According to PGE, high-efficiency cogeneration should be one of the criteria defining an efficient heating and cooling system also after 2035. PGE is also calling for changes to the definition of an efficient heating and cooling system proposed in July 2021, allowing for full use of high-efficiency cogeneration. Nevertheless, any changes to the EU legislation should be implemented within a reasonable timeframe, taking into account technological possibilities and the specific characteristics of district heating systems in Member States.

District heating is a sector that is to undergo fundamental changes in the light of the 'Fit for 55' package. The Brussels portal Euractiv organised an international debate on the future of district heating in the European Union. The meeting with MEPs, European Commission officials and representatives of science and business was attended by the Vice-President of the Management Board of PGE S.A. for Regulatory Affairs, Wanda Buk.

The discussion focused on key proposals for district heating in the Energy Efficiency Directive recast and the revision of the Directive on the promotion of the use of energy from renewable sources.

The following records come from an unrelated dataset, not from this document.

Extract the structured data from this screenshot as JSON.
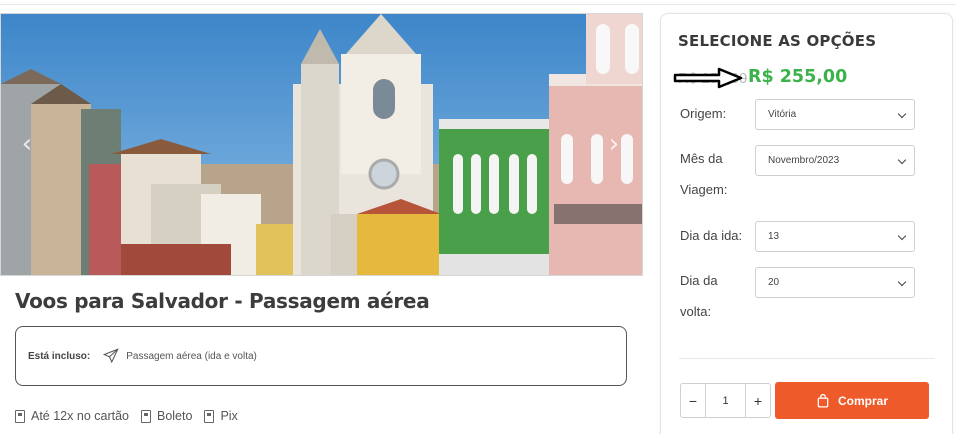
{
  "product": {
    "title": "Voos para Salvador - Passagem aérea",
    "included_label": "Está incluso:",
    "included_item": "Passagem aérea (ida e volta)"
  },
  "payments": [
    {
      "label": "Até 12x no cartão",
      "icon": "card-icon"
    },
    {
      "label": "Boleto",
      "icon": "barcode-icon"
    },
    {
      "label": "Pix",
      "icon": "pix-icon"
    }
  ],
  "panel": {
    "title": "SELECIONE AS OPÇÕES",
    "price_old": "R$ 255,00",
    "price_new": "R$ 255,00",
    "options": [
      {
        "label": "Origem:",
        "value": "Vitória"
      },
      {
        "label_line1": "Mês da",
        "label_line2": "Viagem:",
        "value": "Novembro/2023"
      },
      {
        "label": "Dia da ida:",
        "value": "13"
      },
      {
        "label_line1": "Dia da",
        "label_line2": "volta:",
        "value": "20"
      }
    ],
    "quantity": "1",
    "minus": "−",
    "plus": "+",
    "buy_label": "Comprar"
  },
  "colors": {
    "accent_green": "#3bb24a",
    "buy_orange": "#ef5a2a"
  }
}
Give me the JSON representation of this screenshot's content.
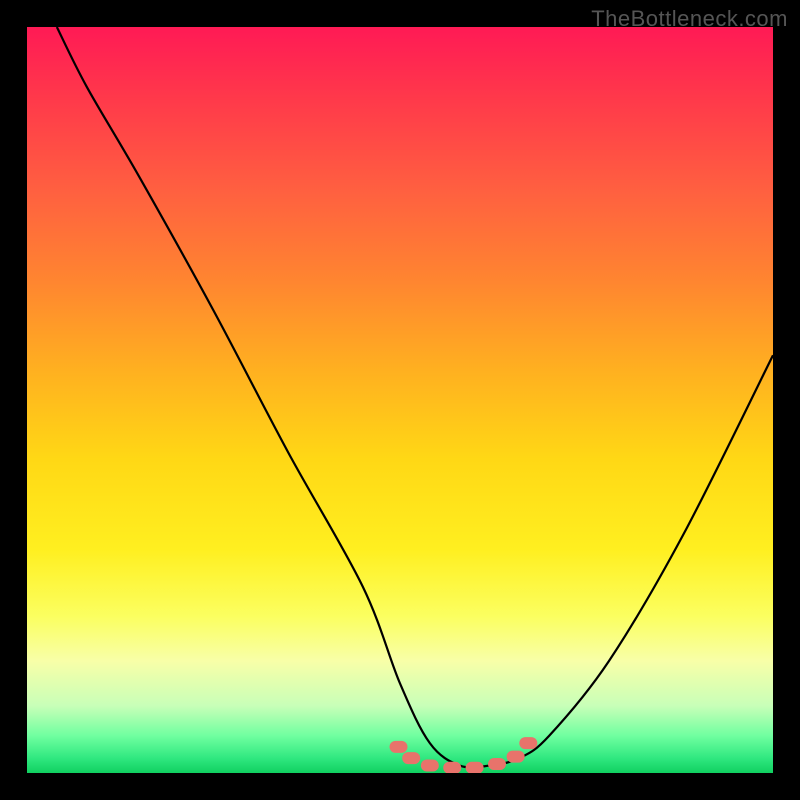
{
  "watermark": "TheBottleneck.com",
  "chart_data": {
    "type": "line",
    "title": "",
    "xlabel": "",
    "ylabel": "",
    "xlim": [
      0,
      100
    ],
    "ylim": [
      0,
      100
    ],
    "series": [
      {
        "name": "bottleneck-curve",
        "x": [
          4,
          8,
          15,
          25,
          35,
          45,
          50,
          54,
          58,
          62,
          66,
          70,
          78,
          88,
          100
        ],
        "y": [
          100,
          92,
          80,
          62,
          43,
          25,
          12,
          4,
          1,
          1,
          2,
          5,
          15,
          32,
          56
        ]
      }
    ],
    "markers": {
      "name": "flat-region-dots",
      "x": [
        49.8,
        51.5,
        54,
        57,
        60,
        63,
        65.5,
        67.2
      ],
      "y": [
        3.5,
        2,
        1,
        0.7,
        0.7,
        1.2,
        2.2,
        4
      ]
    },
    "colors": {
      "curve": "#000000",
      "markers": "#e8736b",
      "gradient_top": "#ff1a55",
      "gradient_bottom": "#10d060"
    }
  }
}
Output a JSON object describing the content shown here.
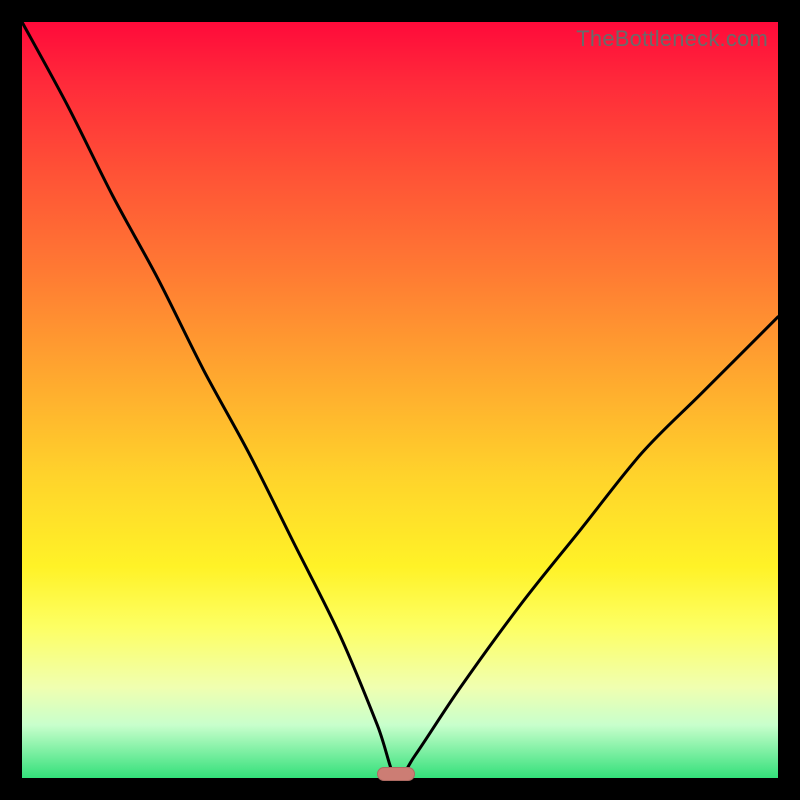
{
  "watermark": "TheBottleneck.com",
  "chart_data": {
    "type": "line",
    "title": "",
    "xlabel": "",
    "ylabel": "",
    "xlim": [
      0,
      100
    ],
    "ylim": [
      0,
      100
    ],
    "grid": false,
    "series": [
      {
        "name": "bottleneck-curve",
        "x": [
          0,
          6,
          12,
          18,
          24,
          30,
          36,
          42,
          47,
          49.5,
          52,
          58,
          66,
          74,
          82,
          90,
          100
        ],
        "y": [
          100,
          89,
          77,
          66,
          54,
          43,
          31,
          19,
          7,
          0,
          3,
          12,
          23,
          33,
          43,
          51,
          61
        ]
      }
    ],
    "marker": {
      "x": 49.5,
      "y": 0
    },
    "background_gradient": {
      "top": "#ff0a3a",
      "mid": "#ffe627",
      "bottom": "#33e07a"
    }
  }
}
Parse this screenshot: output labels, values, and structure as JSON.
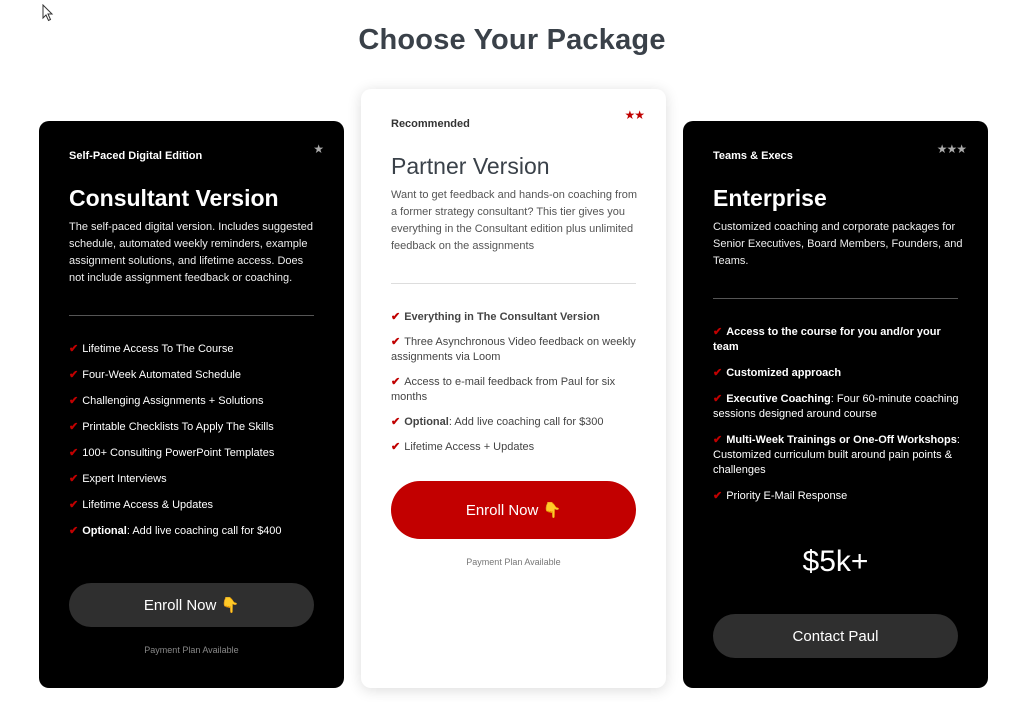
{
  "page": {
    "title": "Choose Your Package"
  },
  "colors": {
    "accent_red": "#c20000",
    "dark_card": "#000000",
    "button_gray": "#2f2f2f"
  },
  "cards": {
    "consultant": {
      "tier": "Self-Paced Digital Edition",
      "stars": "★",
      "title": "Consultant Version",
      "description": "The self-paced digital version. Includes suggested schedule, automated weekly reminders, example assignment solutions, and lifetime access. Does not include assignment feedback or coaching.",
      "features": [
        {
          "bold": "",
          "text": "Lifetime Access To The Course"
        },
        {
          "bold": "",
          "text": "Four-Week Automated Schedule"
        },
        {
          "bold": "",
          "text": "Challenging Assignments + Solutions"
        },
        {
          "bold": "",
          "text": "Printable Checklists To Apply The Skills"
        },
        {
          "bold": "",
          "text": "100+ Consulting PowerPoint Templates"
        },
        {
          "bold": "",
          "text": "Expert Interviews"
        },
        {
          "bold": "",
          "text": "Lifetime Access & Updates"
        },
        {
          "bold": "Optional",
          "text": ": Add live coaching call for $400"
        }
      ],
      "button": "Enroll Now 👇",
      "payment_note": "Payment Plan Available"
    },
    "partner": {
      "tier": "Recommended",
      "stars": "★★",
      "title": "Partner Version",
      "description": "Want to get feedback and hands-on coaching from a former strategy consultant? This tier gives you everything in the Consultant edition plus unlimited feedback on the assignments",
      "features": [
        {
          "bold": "Everything in The Consultant Version",
          "text": ""
        },
        {
          "bold": "",
          "text": "Three Asynchronous Video feedback on weekly assignments via Loom"
        },
        {
          "bold": "",
          "text": "Access to e-mail feedback from Paul for six months"
        },
        {
          "bold": "Optional",
          "text": ": Add live coaching call for $300"
        },
        {
          "bold": "",
          "text": "Lifetime Access + Updates"
        }
      ],
      "button": "Enroll Now 👇",
      "payment_note": "Payment Plan Available"
    },
    "enterprise": {
      "tier": "Teams & Execs",
      "stars": "★★★",
      "title": "Enterprise",
      "description": "Customized coaching and corporate packages for Senior Executives, Board Members, Founders, and Teams.",
      "features": [
        {
          "bold": "Access to the course for you and/or your team",
          "text": ""
        },
        {
          "bold": "Customized approach",
          "text": ""
        },
        {
          "bold": "Executive Coaching",
          "text": ": Four 60-minute coaching sessions designed around course"
        },
        {
          "bold": "Multi-Week Trainings or One-Off Workshops",
          "text": ": Customized curriculum built around pain points & challenges"
        },
        {
          "bold": "",
          "text": "Priority E-Mail Response"
        }
      ],
      "price": "$5k+",
      "button": "Contact Paul"
    }
  }
}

Future works on the recast of the Energy Performance of Buildings Directive were also discussed. The event gathered more than 200 people.

The Vice-President of the Management Board of PGE S.A. for Regulatory Affairs, Wanda Buk, drew attention to the European Commission's proposals for district heating in the 'Fit for 55' package and emphasised the important role of district heating in Poland. "Although regional, district heating is the only available source of heat for millions of households mostly located in urban areas. Nearly 6 million households in Poland, out of a total of around 14 million, use district heating. Sole PGE provides heat supply to over 2 million households." - stressed Wanda Buk.

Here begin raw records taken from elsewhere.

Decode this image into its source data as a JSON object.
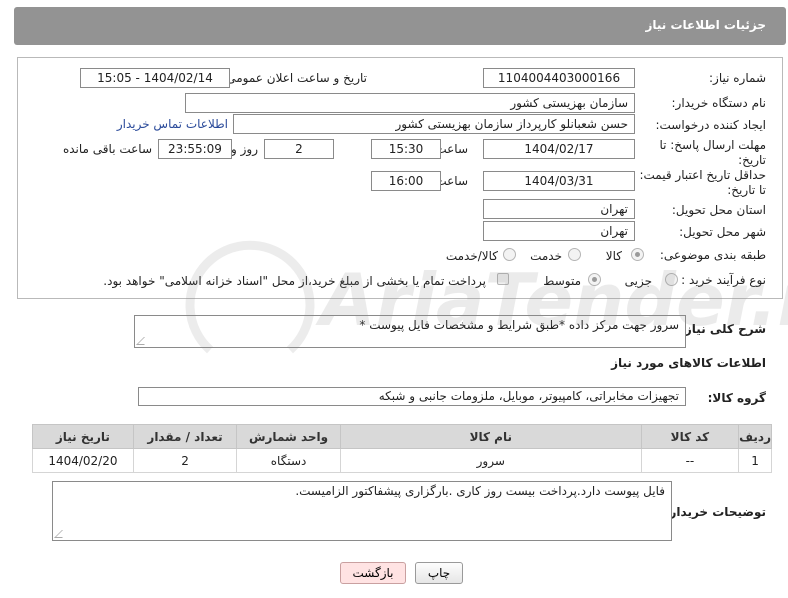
{
  "header": {
    "title": "جزئیات اطلاعات نیاز"
  },
  "form": {
    "need_number_label": "شماره نیاز:",
    "need_number": "1104004403000166",
    "announce_label": "تاریخ و ساعت اعلان عمومی:",
    "announce_value": "1404/02/14 - 15:05",
    "buyer_org_label": "نام دستگاه خریدار:",
    "buyer_org": "سازمان بهزیستی کشور",
    "creator_label": "ایجاد کننده درخواست:",
    "creator": "حسن  شعبانلو کارپرداز سازمان بهزیستی کشور",
    "contact_link": "اطلاعات تماس خریدار",
    "reply_deadline_label": "مهلت ارسال پاسخ: تا تاریخ:",
    "reply_date": "1404/02/17",
    "time_label": "ساعت",
    "reply_time": "15:30",
    "days_value": "2",
    "days_label": "روز و",
    "remaining_time": "23:55:09",
    "remaining_label": "ساعت باقی مانده",
    "price_validity_label": "حداقل تاریخ اعتبار قیمت: تا تاریخ:",
    "validity_date": "1404/03/31",
    "validity_time": "16:00",
    "province_label": "استان محل تحویل:",
    "province": "تهران",
    "city_label": "شهر محل تحویل:",
    "city": "تهران",
    "category_label": "طبقه بندی موضوعی:",
    "category_options": [
      "کالا",
      "خدمت",
      "کالا/خدمت"
    ],
    "process_label": "نوع فرآیند خرید :",
    "process_options": [
      "جزیی",
      "متوسط"
    ],
    "payment_note": "پرداخت تمام یا بخشی از مبلغ خرید،از محل \"اسناد خزانه اسلامی\" خواهد بود."
  },
  "description": {
    "label": "شرح کلی نیاز:",
    "text": "سرور جهت مرکز داده *طبق شرایط و مشخصات فایل پیوست *"
  },
  "goods": {
    "section_title": "اطلاعات کالاهای مورد نیاز",
    "group_label": "گروه کالا:",
    "group_value": "تجهیزات مخابراتی، کامپیوتر، موبایل، ملزومات جانبی و شبکه",
    "columns": [
      "ردیف",
      "کد کالا",
      "نام کالا",
      "واحد شمارش",
      "تعداد / مقدار",
      "تاریخ نیاز"
    ],
    "rows": [
      [
        "1",
        "--",
        "سرور",
        "دستگاه",
        "2",
        "1404/02/20"
      ]
    ]
  },
  "buyer_notes": {
    "label": "توضیحات خریدار:",
    "text": "فایل پیوست دارد.پرداخت بیست روز کاری .بارگزاری پیشفاکتور الزامیست."
  },
  "buttons": {
    "print": "چاپ",
    "back": "بازگشت"
  },
  "watermark": {
    "text": "AriaTender.neT"
  },
  "colors": {
    "header_bg": "#939393",
    "back_btn_bg": "#ffe3e3",
    "link": "#2a4a9a"
  }
}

Another equally important measure which the European Union is facing will be the decarbonisation of the block’s building stock. This objective is one of the key aspects of establishing the EU's energy and resources independence. According to PGE, district heating and heat from efficient heating and cooling systems should be better recognised in the regulations in terms of primary energy supply to new buildings. "While in the draft proposal for the Energy Efficiency Directive using heat produced in a high-efficiency cogeneration could constitute the basis for meeting the criterion of an efficient heating system, the revision of the Buildings Directive through the given criteria would significantly limit the connection of new users to such systems after 2030, blocking the development of efficient district heating." - pointed out Wanda Buk. PGE thus highlighted that certain EC proposals for the revision of the Buildings Directive would block the development of efficient district heating and could significantly limit the connection of new buildings to district heating networks after 2030.

During the discussion, PGE's Vice-President for Regulatory Affairs also commented upon the current situation regarding supplies of gaseous fuels from Russia, where the fact that Poland is far ahead of Western Europe in the diversification of gas supplies was underlined. To decarbonise district heating, it is also necessary to look for new heat generation technologies, such as power-to-heat. Last year in Gdańsk, PGE launched its first facility consisting i.a. two electrode boilers with a capacity of 35 MWt each. With the increasing share of green electricity, it will be possible in future to power such plants with completely zero-carbon energy. Yet, for this to happen it is important that the revised Renewables Directive takes into account the specificities of renewable-power-to-heat solutions and allows heat generated this way to be recognised as heat from renewable sources and counted towards renewable heat targets.